Aber auch China engagiert sich zunehmend im Eismeer, indem es sich zu 1/3 an Russlands Yamal-Flüssiggas-Projekt beteiligt hat und den Ausbau der russischen Flüssigkeitskapazitäten finanziell unterstützt. Chinas Staatsreederei Cosco hat ausserdem angekündigt, die „polare Seidenstrasse“ verstärkt zu nutzen, da dies die Strecke zwischen Shanghai und Hamburg um 4000 km verkürzt.
Sind wir schon in einem neuen kalten Krieg? Welche Bedeutung hat der arktisch-nordatlantische Raum für Deutschland? Diese und viele andere Fragen wird unser Spezialist für die Arktisregion, Dr. phil. Michael Paul behandeln und beantworten.
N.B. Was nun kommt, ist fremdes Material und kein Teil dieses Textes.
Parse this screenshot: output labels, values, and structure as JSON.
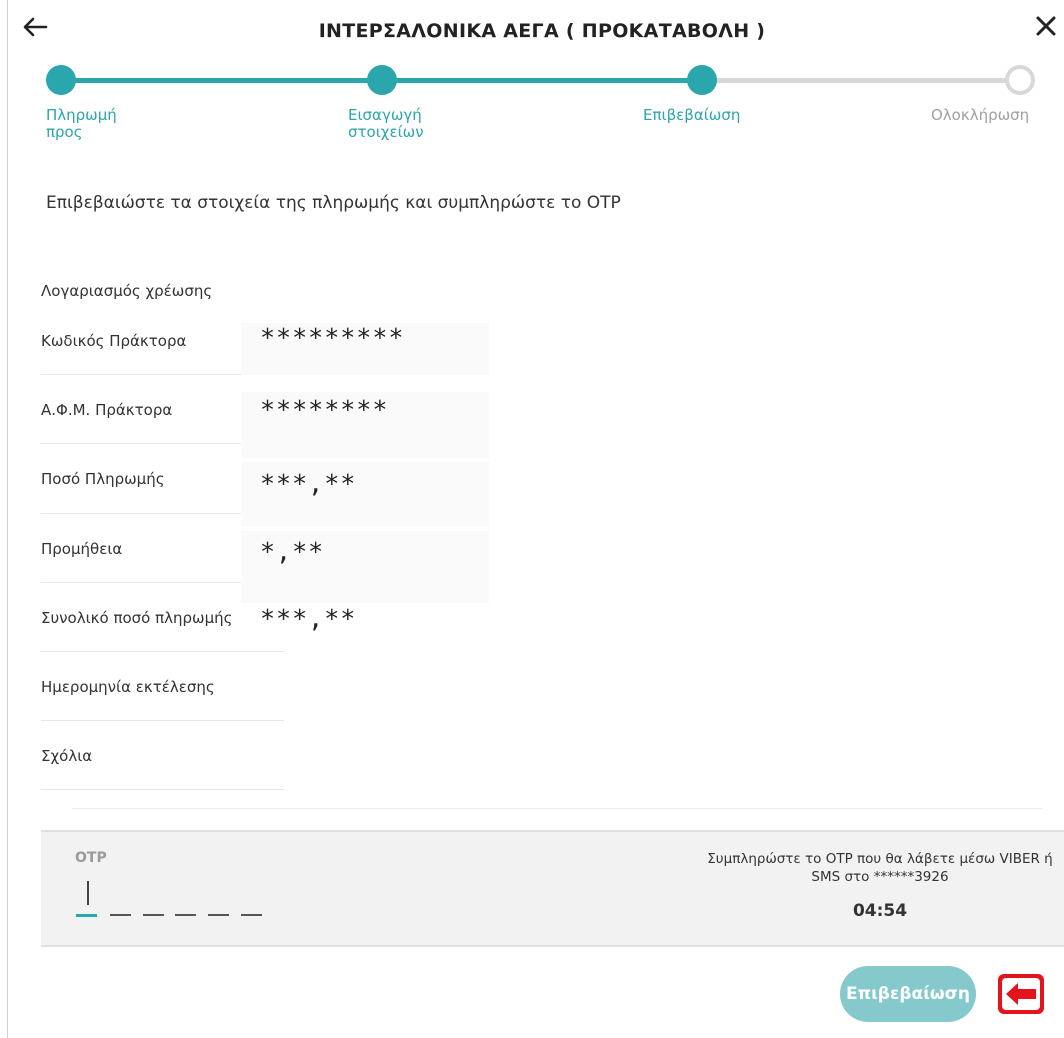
{
  "header": {
    "title": "ΙΝΤΕΡΣΑΛΟΝΙΚΑ ΑΕΓΑ ( ΠΡΟΚΑΤΑΒΟΛΗ )",
    "back_icon": "arrow-left-icon",
    "close_icon": "close-icon"
  },
  "stepper": {
    "steps": [
      {
        "label": "Πληρωμή\nπρος",
        "state": "done"
      },
      {
        "label": "Εισαγωγή\nστοιχείων",
        "state": "done"
      },
      {
        "label": "Επιβεβαίωση",
        "state": "current"
      },
      {
        "label": "Ολοκλήρωση",
        "state": "todo"
      }
    ],
    "accent_color": "#2aa6ad"
  },
  "instruction": "Επιβεβαιώστε τα στοιχεία της πληρωμής και συμπληρώστε το OTP",
  "details": {
    "rows": [
      {
        "label": "Λογαριασμός χρέωσης",
        "value": ""
      },
      {
        "label": "Κωδικός Πράκτορα",
        "value": "*********"
      },
      {
        "label": "Α.Φ.Μ. Πράκτορα",
        "value": "********"
      },
      {
        "label": "Ποσό Πληρωμής",
        "value": "***,**"
      },
      {
        "label": "Προμήθεια",
        "value": "*,**"
      },
      {
        "label": "Συνολικό ποσό πληρωμής",
        "value": "***,**"
      },
      {
        "label": "Ημερομηνία εκτέλεσης",
        "value": ""
      },
      {
        "label": "Σχόλια",
        "value": ""
      }
    ]
  },
  "otp": {
    "label": "OTP",
    "value": "",
    "length": 6,
    "help_text": "Συμπληρώστε το OTP που θα λάβετε μέσω VIBER ή SMS στο ******3926",
    "timer": "04:54"
  },
  "actions": {
    "confirm_label": "Επιβεβαίωση",
    "confirm_color": "#86c9cd",
    "back_icon": "red-arrow-left-icon",
    "back_color": "#e3141b"
  }
}
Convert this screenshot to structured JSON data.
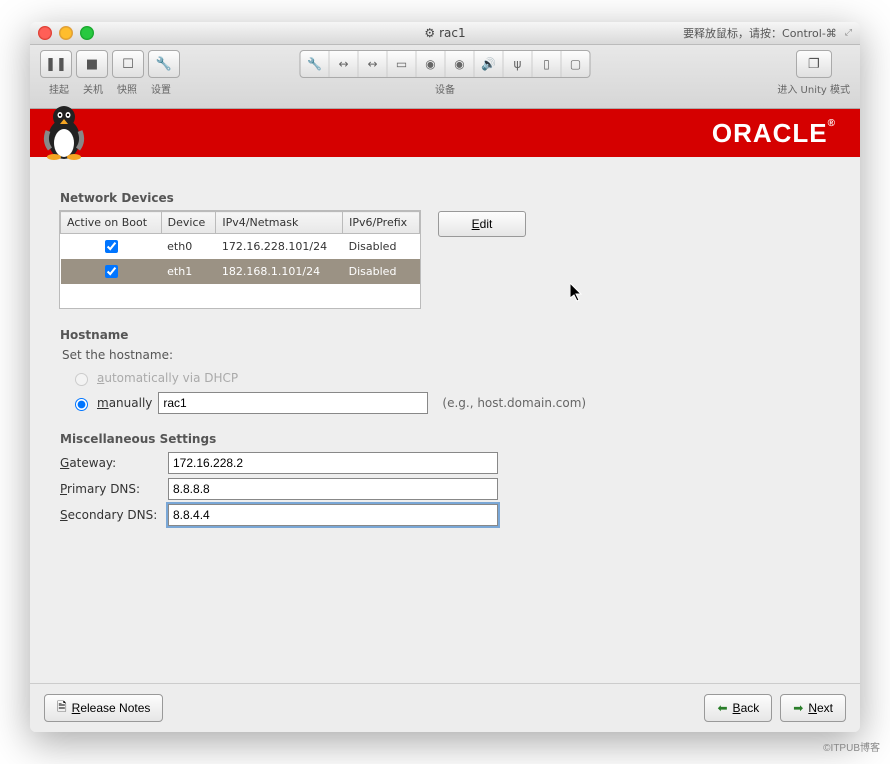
{
  "titlebar": {
    "title": "rac1",
    "right_hint": "要释放鼠标，请按：Control-⌘"
  },
  "toolbar": {
    "suspend": "挂起",
    "poweroff": "关机",
    "snapshot": "快照",
    "settings": "设置",
    "devices": "设备",
    "unity": "进入 Unity 模式"
  },
  "oracle": {
    "brand": "ORACLE"
  },
  "network": {
    "title": "Network Devices",
    "cols": {
      "active": "Active on Boot",
      "device": "Device",
      "ipv4": "IPv4/Netmask",
      "ipv6": "IPv6/Prefix"
    },
    "rows": [
      {
        "checked": true,
        "device": "eth0",
        "ipv4": "172.16.228.101/24",
        "ipv6": "Disabled"
      },
      {
        "checked": true,
        "device": "eth1",
        "ipv4": "182.168.1.101/24",
        "ipv6": "Disabled"
      }
    ],
    "edit": "Edit"
  },
  "hostname": {
    "title": "Hostname",
    "prompt": "Set the hostname:",
    "auto_label": "automatically via DHCP",
    "manual_label": "manually",
    "manual_underline": "m",
    "value": "rac1",
    "hint": "(e.g., host.domain.com)"
  },
  "misc": {
    "title": "Miscellaneous Settings",
    "gateway_label": "Gateway:",
    "gateway_value": "172.16.228.2",
    "primary_label": "Primary DNS:",
    "primary_value": "8.8.8.8",
    "secondary_label": "Secondary DNS:",
    "secondary_value": "8.8.4.4"
  },
  "footer": {
    "release_notes": "Release Notes",
    "back": "Back",
    "next": "Next"
  },
  "watermark": "©ITPUB博客"
}
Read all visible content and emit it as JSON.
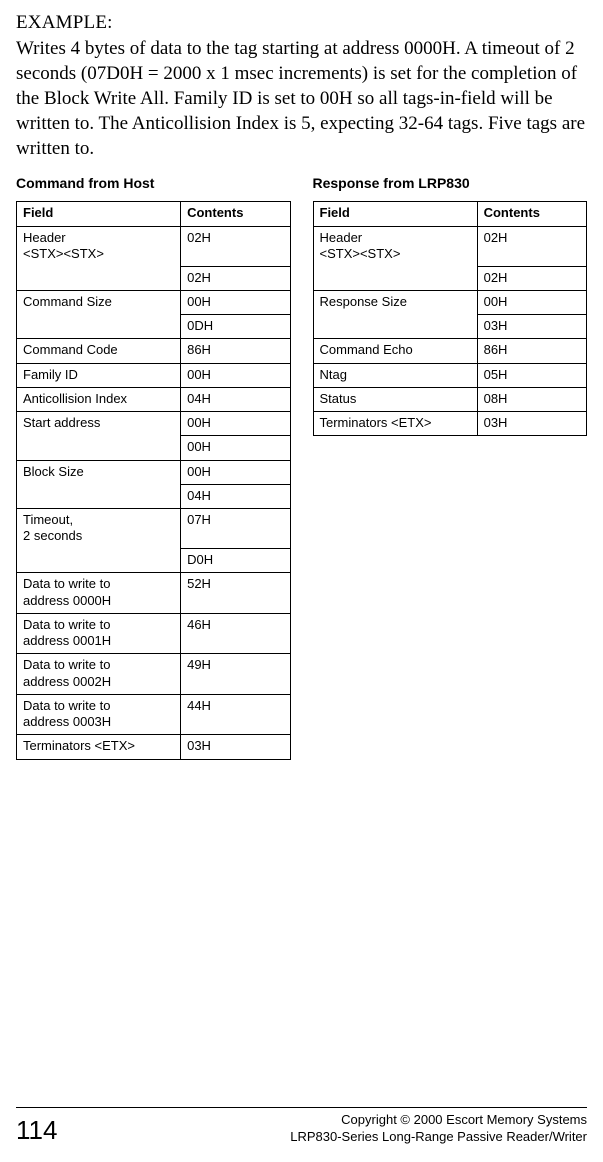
{
  "heading": "EXAMPLE:",
  "intro": "Writes 4 bytes of data to the tag starting at address 0000H. A timeout of 2 seconds (07D0H = 2000 x 1 msec increments) is set for the completion of the Block Write All. Family ID is set to 00H so all tags-in-field will be written to.  The Anticollision Index is 5, expecting 32-64 tags.  Five tags are written to.",
  "left": {
    "title": "Command from Host",
    "headers": {
      "field": "Field",
      "contents": "Contents"
    },
    "rows": [
      {
        "field": "Header\n<STX><STX>",
        "contents": "02H",
        "merge": "start"
      },
      {
        "field": "",
        "contents": "02H",
        "merge": "end"
      },
      {
        "field": "Command Size",
        "contents": "00H",
        "merge": "start"
      },
      {
        "field": "",
        "contents": "0DH",
        "merge": "end"
      },
      {
        "field": "Command Code",
        "contents": "86H"
      },
      {
        "field": "Family ID",
        "contents": "00H"
      },
      {
        "field": "Anticollision Index",
        "contents": "04H"
      },
      {
        "field": "Start address",
        "contents": "00H",
        "merge": "start"
      },
      {
        "field": "",
        "contents": "00H",
        "merge": "end"
      },
      {
        "field": "Block Size",
        "contents": "00H",
        "merge": "start"
      },
      {
        "field": "",
        "contents": "04H",
        "merge": "end"
      },
      {
        "field": "Timeout,\n2 seconds",
        "contents": "07H",
        "merge": "start"
      },
      {
        "field": "",
        "contents": "D0H",
        "merge": "end"
      },
      {
        "field": "Data to write to\naddress 0000H",
        "contents": "52H"
      },
      {
        "field": "Data to write to\naddress 0001H",
        "contents": "46H"
      },
      {
        "field": "Data to write to\naddress 0002H",
        "contents": "49H"
      },
      {
        "field": "Data to write to\naddress 0003H",
        "contents": "44H"
      },
      {
        "field": "Terminators <ETX>",
        "contents": "03H"
      }
    ]
  },
  "right": {
    "title": "Response from LRP830",
    "headers": {
      "field": "Field",
      "contents": "Contents"
    },
    "rows": [
      {
        "field": "Header\n<STX><STX>",
        "contents": "02H",
        "merge": "start"
      },
      {
        "field": "",
        "contents": "02H",
        "merge": "end"
      },
      {
        "field": "Response Size",
        "contents": "00H",
        "merge": "start"
      },
      {
        "field": "",
        "contents": "03H",
        "merge": "end"
      },
      {
        "field": "Command Echo",
        "contents": "86H"
      },
      {
        "field": "Ntag",
        "contents": "05H"
      },
      {
        "field": "Status",
        "contents": "08H"
      },
      {
        "field": "Terminators <ETX>",
        "contents": "03H"
      }
    ]
  },
  "footer": {
    "page": "114",
    "line1": "Copyright © 2000 Escort Memory Systems",
    "line2": "LRP830-Series Long-Range Passive Reader/Writer"
  }
}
Referent: Dr. Michael Paul
, Senior Fellow SWP- -Forschungsgruppe Sicherheitspolitik
Dr. phil. Michael Paul ist Senior Fellow der Stiftung Wissenschaft und Politik (SWP), in Berlin, Mitglied des Arktisdialogs des Alfred-Wegener-Instituts, Leiter des Gesprächskreises „Maritime Sicherheit“ der SWP . Von 2018 bis 2019 war er Mitglied des Expertenteams im Themenzyklus „Meere und Ozeane“ des Runden Tischs der Bundesregierung. Er hat zahlreiche Schriften veröffentlicht, zuletzt über Russland in der Arktis sowie als „Grundlagenwerk“(taz) : Kriegsgefahr im Pazifik? Die maritime Bedeutung der sino-amerikanischen Rivalität.